La presqu’île de Crozon et ses criques balayées par les vents atlantiques, à l’extrême ouest de la Bretagne, est depuis vendredi en proie à une effervescence inhabituelle. Sur les petites routes départementales qui desservent les communes de Crozon et Camaret-sur-mer, une légion de cyclistes pédalent, des dizaines d’auto-stoppeurs tendent le pouce et des centaines de voitures s’engouffrent dans les chemins de terre qui mènent à la prairie de Landaoudec, une large étendue d’herbe bordée d’arbres, d’ordinaire si calme, sur laquelle ont été installées trois grandes scènes. C’est là que le festival du Bout du Monde a ouvert ses portes vendredi, sous un soleil radieux.

Les onze Roumains de la fanfare Ciocarlia, un mélange déluré de sonorités balkanique-tsigane et ottomane – selon leurs propres mots, met le feu dès les premières notes de trompette. Chemises kitsch en satin rouge, exubérance bruyante et tronches de bon vivant : les musiciens semblent tout droit sortis d’un film du réalisateur serbe Emir Kusturica.

Finie l’ambiance "petite promenade en famille" face à la grande scène.

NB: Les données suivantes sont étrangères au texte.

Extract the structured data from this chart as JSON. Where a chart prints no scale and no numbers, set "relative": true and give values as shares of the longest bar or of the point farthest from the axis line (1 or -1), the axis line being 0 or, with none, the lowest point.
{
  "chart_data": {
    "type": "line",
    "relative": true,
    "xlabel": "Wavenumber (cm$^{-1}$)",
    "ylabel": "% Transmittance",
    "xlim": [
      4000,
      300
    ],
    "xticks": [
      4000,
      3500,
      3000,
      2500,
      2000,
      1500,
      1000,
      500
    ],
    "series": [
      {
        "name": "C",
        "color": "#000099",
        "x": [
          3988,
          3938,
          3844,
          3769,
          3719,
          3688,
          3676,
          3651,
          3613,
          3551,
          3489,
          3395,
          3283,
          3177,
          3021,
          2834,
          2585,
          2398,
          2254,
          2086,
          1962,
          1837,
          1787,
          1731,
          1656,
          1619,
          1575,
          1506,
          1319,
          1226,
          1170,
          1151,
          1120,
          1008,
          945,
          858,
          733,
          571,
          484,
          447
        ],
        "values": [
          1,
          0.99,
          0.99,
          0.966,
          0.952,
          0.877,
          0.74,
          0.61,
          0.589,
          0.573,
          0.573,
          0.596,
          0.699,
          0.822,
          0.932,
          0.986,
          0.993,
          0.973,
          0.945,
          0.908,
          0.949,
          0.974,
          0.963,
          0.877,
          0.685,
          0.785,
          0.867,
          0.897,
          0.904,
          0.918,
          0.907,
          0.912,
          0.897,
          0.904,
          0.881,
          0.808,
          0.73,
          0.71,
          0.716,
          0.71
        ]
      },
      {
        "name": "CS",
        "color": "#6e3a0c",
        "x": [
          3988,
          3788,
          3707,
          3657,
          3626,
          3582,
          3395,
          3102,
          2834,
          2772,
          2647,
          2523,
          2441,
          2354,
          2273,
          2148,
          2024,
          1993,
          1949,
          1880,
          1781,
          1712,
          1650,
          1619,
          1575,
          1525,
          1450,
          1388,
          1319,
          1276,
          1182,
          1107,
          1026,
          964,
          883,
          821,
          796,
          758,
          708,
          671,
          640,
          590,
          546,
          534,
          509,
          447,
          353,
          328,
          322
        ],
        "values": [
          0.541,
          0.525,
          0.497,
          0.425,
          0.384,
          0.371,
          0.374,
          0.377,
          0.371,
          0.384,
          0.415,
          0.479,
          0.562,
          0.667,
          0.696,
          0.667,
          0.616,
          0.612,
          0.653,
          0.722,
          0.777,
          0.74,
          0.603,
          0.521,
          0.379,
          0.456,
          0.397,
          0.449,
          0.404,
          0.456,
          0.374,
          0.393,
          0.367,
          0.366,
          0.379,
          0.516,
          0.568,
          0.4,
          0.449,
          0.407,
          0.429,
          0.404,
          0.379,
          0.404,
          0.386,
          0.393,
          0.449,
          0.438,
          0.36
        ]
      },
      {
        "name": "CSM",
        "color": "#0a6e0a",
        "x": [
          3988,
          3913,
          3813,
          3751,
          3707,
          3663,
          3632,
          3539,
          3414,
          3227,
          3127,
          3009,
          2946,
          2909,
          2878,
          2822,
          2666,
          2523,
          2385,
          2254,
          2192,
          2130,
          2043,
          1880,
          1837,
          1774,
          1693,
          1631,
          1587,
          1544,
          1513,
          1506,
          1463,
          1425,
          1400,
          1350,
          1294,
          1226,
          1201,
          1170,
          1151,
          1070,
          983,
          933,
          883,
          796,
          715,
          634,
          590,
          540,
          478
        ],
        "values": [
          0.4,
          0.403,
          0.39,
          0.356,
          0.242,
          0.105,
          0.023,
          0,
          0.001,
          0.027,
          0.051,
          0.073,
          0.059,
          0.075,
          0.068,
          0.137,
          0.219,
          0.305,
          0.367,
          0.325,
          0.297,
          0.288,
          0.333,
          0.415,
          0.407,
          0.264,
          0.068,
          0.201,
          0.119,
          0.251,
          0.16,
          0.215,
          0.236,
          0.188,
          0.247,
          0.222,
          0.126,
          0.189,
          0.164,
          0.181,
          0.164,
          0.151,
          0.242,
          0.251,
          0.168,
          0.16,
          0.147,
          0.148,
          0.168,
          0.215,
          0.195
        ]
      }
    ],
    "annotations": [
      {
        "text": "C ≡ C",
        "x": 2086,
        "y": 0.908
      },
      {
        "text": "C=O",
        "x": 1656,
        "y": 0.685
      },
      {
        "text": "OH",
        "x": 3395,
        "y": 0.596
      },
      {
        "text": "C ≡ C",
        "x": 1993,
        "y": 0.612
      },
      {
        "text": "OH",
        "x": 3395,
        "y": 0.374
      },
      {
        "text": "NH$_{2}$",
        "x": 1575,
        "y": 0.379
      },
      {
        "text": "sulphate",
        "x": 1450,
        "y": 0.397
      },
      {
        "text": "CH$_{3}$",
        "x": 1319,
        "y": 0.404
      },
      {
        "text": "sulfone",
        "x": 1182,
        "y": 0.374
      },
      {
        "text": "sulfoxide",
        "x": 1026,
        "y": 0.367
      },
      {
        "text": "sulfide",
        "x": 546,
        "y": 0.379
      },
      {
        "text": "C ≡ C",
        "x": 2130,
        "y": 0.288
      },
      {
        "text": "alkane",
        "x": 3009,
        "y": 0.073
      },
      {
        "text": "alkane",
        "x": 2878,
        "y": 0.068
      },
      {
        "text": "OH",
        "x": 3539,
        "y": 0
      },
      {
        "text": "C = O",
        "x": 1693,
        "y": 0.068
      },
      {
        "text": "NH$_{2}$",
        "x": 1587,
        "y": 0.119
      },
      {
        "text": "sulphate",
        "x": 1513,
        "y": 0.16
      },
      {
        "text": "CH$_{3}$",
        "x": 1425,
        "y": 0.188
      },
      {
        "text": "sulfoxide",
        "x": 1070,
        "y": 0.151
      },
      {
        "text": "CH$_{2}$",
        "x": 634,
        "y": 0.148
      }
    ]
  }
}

La foule s’agglutine en un amas compact et sautillant, devant la fanfare autoproclamée "la plus rapide de l’Est". La foule se densifie petit à petit. Il est bientôt impossible d’approcher les musiciens. Les familles se sont réfugiées un peu plus loin : là où un bout de pelouse leur permet de déplier les chaises longues, d’étaler des plaids et de parquer les poussettes.

De fanfare balkanique au folk franco-américain

Puis Moriarty débarque, dépose sa montagne de valises à Landaoudec. Ses notes chaudes et la voix envoûtante de la chanteuse Rosemary ont quelque chose d’apaisant après les cuivres endiablés de la fanfare roumaine. Instants de magie où les musiciens franco-américains entonnent leur planante chanson "cottonflower", scènes de liesse quand les premières notes de "Jimmy" sonnent sur la prairie. Quelques familles délaissent même leur coin d’herbe pour se rapprocher de la scène. "On peut pas louper ça", explique Fanny, en enfonçant des bouchons dans les oreilles de sa fille, et en dépliant deux petits tabourets "pour mieux voir".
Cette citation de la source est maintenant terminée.